Web TV www.labourseetlavie.com : C’est qu’il y a une déconnexion en ce moment, on pourrait dire, entre la sphère financière telle qu’elle réagit au jour le jour et ses inquiétudes au jour le jour et la réalité de l’économie ?

Gérard Moulin – Gérant Amplegest : Moi, je suis inquiet. Il faut vraiment que les financiers se ressaisissent. C’est grave de confondre un pourcentage avec des masses. Les chefs d’entreprise l’expliquent très bien. Alors après, il y a des analystes qui disent, « Finalement, je reviens de réunion avec le CEO de Valéo et puis il me dit quand même que c’est vrai que c’est un peu plus compliqué, mais ils vont nous faire du 2, 3, 5 % en Chine facile, voire plus, au S2. Donc finalement, c’est vrai que par rapport au PIB chinois, c’est bien. » Mais c’est ça la raison.

Web TV www.labourseetlavie.com : Donc, ça veut dire…

Gérard Moulin – Gérant Amplegest : Il faut qu’on se ressaisisse là.

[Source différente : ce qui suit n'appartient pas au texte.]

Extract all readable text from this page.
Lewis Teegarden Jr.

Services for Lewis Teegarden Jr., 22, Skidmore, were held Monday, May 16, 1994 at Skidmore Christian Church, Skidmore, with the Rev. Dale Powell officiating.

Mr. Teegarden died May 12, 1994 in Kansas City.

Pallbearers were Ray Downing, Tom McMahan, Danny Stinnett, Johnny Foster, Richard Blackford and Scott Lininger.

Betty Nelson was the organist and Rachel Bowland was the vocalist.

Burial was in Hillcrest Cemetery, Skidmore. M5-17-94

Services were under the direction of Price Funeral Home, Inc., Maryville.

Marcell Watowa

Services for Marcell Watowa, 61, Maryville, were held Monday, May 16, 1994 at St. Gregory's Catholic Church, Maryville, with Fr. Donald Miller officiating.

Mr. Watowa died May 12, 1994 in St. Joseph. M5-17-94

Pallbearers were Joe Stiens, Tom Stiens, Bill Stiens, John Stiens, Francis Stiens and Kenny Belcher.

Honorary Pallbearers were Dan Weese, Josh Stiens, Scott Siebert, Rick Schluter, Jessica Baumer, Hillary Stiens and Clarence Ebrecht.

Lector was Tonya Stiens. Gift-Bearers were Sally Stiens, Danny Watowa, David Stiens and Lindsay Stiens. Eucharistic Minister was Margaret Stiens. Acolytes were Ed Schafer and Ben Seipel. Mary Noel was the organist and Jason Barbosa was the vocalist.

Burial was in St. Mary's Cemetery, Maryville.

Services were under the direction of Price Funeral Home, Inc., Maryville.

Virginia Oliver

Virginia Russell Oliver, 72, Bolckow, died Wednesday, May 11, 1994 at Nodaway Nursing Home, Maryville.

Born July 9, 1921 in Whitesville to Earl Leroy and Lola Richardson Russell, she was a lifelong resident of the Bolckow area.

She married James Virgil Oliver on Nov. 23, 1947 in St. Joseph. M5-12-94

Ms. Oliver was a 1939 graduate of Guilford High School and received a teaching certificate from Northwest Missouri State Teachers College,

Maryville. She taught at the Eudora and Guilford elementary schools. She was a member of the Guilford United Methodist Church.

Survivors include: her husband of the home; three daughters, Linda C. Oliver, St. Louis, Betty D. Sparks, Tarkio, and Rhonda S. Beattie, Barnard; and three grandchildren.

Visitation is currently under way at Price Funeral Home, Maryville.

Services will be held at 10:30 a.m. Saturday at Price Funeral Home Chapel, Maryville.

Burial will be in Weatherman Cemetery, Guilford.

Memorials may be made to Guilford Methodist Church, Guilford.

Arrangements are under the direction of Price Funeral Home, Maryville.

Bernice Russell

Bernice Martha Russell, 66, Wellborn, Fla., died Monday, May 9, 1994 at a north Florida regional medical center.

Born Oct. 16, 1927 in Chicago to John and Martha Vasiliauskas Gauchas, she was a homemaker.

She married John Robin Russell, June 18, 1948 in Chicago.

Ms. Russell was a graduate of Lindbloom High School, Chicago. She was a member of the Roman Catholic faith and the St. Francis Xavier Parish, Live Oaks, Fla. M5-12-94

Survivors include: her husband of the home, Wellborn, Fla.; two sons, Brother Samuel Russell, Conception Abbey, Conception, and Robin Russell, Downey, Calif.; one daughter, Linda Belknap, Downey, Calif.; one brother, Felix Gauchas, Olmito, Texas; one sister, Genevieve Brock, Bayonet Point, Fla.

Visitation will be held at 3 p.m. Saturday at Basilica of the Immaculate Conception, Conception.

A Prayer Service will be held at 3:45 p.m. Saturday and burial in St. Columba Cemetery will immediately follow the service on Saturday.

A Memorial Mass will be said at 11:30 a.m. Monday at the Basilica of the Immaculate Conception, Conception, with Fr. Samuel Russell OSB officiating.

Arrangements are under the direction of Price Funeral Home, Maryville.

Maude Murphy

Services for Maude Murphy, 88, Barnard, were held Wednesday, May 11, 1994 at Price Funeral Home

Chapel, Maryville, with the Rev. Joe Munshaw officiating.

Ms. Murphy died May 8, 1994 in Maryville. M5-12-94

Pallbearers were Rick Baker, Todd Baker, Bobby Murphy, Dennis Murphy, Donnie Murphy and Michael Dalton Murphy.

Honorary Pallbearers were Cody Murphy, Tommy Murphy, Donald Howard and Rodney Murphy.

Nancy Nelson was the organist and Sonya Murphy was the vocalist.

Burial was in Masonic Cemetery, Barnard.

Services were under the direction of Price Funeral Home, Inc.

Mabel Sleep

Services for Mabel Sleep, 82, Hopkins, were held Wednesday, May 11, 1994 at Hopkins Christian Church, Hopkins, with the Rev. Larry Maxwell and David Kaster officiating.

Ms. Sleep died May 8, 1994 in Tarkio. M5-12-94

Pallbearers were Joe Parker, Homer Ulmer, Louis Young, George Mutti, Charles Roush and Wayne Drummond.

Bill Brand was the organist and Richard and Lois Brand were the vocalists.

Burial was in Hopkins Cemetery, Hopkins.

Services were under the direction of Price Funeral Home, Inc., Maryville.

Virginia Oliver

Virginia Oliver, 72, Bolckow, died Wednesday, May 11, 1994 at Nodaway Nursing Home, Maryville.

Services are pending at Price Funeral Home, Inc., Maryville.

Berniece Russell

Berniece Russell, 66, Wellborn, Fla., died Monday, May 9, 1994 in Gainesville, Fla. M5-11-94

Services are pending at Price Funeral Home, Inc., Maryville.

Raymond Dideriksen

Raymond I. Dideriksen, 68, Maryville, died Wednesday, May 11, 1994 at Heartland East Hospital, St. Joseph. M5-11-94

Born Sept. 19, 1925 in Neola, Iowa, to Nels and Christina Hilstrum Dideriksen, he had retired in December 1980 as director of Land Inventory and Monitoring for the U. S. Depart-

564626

Il faut qu’on reprenne nos esprits.

Web TV www.labourseetlavie.com : En même temps effectivement, on voit des variations au jour le jour de certaines valeurs qui peuvent faire peur.

Gérard Moulin – Gérant Amplegest : Alors ça, c’est autre chose. Les variations boursières, c’est autre chose.

Web TV www.labourseetlavie.com : Voilà, ça peut faire peur, même sur des bons dossiers.

Gérard Moulin – Gérant Amplegest : Attention ! Je me permets d’insister entre macro-économie et marchés boursiers, les marchés boursiers, j’ai essayé de m’en expliquer tout à l’heure, c’est vraiment des questions de couverture sur indice, donc qui est complètement déconnectée et on a un truc violent. On a de la violence dans le marché. C’est impressionnant. Et puis on a la macro-économie. Donc, on souffre parce qu’on est financier, on investit pour nos clients et que ça se passe mal. Mais de dire oui, c’est normal, parce qu’on risque une récession aux États-Unis et parce que la Chine va moins bien, le raccourci est beaucoup trop rapide. D’ailleurs, ce qu’il faut aussi noter, c’est qu’on vit des années historiques positives en Europe, au moins celle-là et celle qui vient. Pour une raison très simple. Regardez le nombre de sociétés chinoises qui biddent sur des sociétés européennes parce que justement, on a la preuve, Gamesa et Siemens vont se rapprocher pour créer le numéro un mondial des éoliennes, le numéro deux mondial va être aussi un Européen puisque l’actuel numéro un, c’est Vestas. Les Européens ont 25 % du marché de l’éolien dans le monde, ce qui n’est pas rien à ce moment puisque c’est un des rares marchés en croissance, en forte croissance. Mais pourquoi ? C’est parce que les Chinois sont très forts. Ça va aussi dans le sens de ce que je disais. C’est que les Chinois dans l’éolien, c’était 50 milliards d’investissements l’année dernière. Cette année, ils vont faire 70 tranquillement. Donc, on a intérêt à être très costaud avant qu’ils déboulent sur le marché, comme ils l’ont fait sur le solaire. Tous ces indicateurs de M&A nous montrent que la Chine n’est pas du tout enterrée.

Web TV www.labourseetlavie.com : Eh bien, ça sera le mot de la fin. Merci Gérard Moulin.

Gérard Moulin – Gérant Amplegest : Merci beaucoup.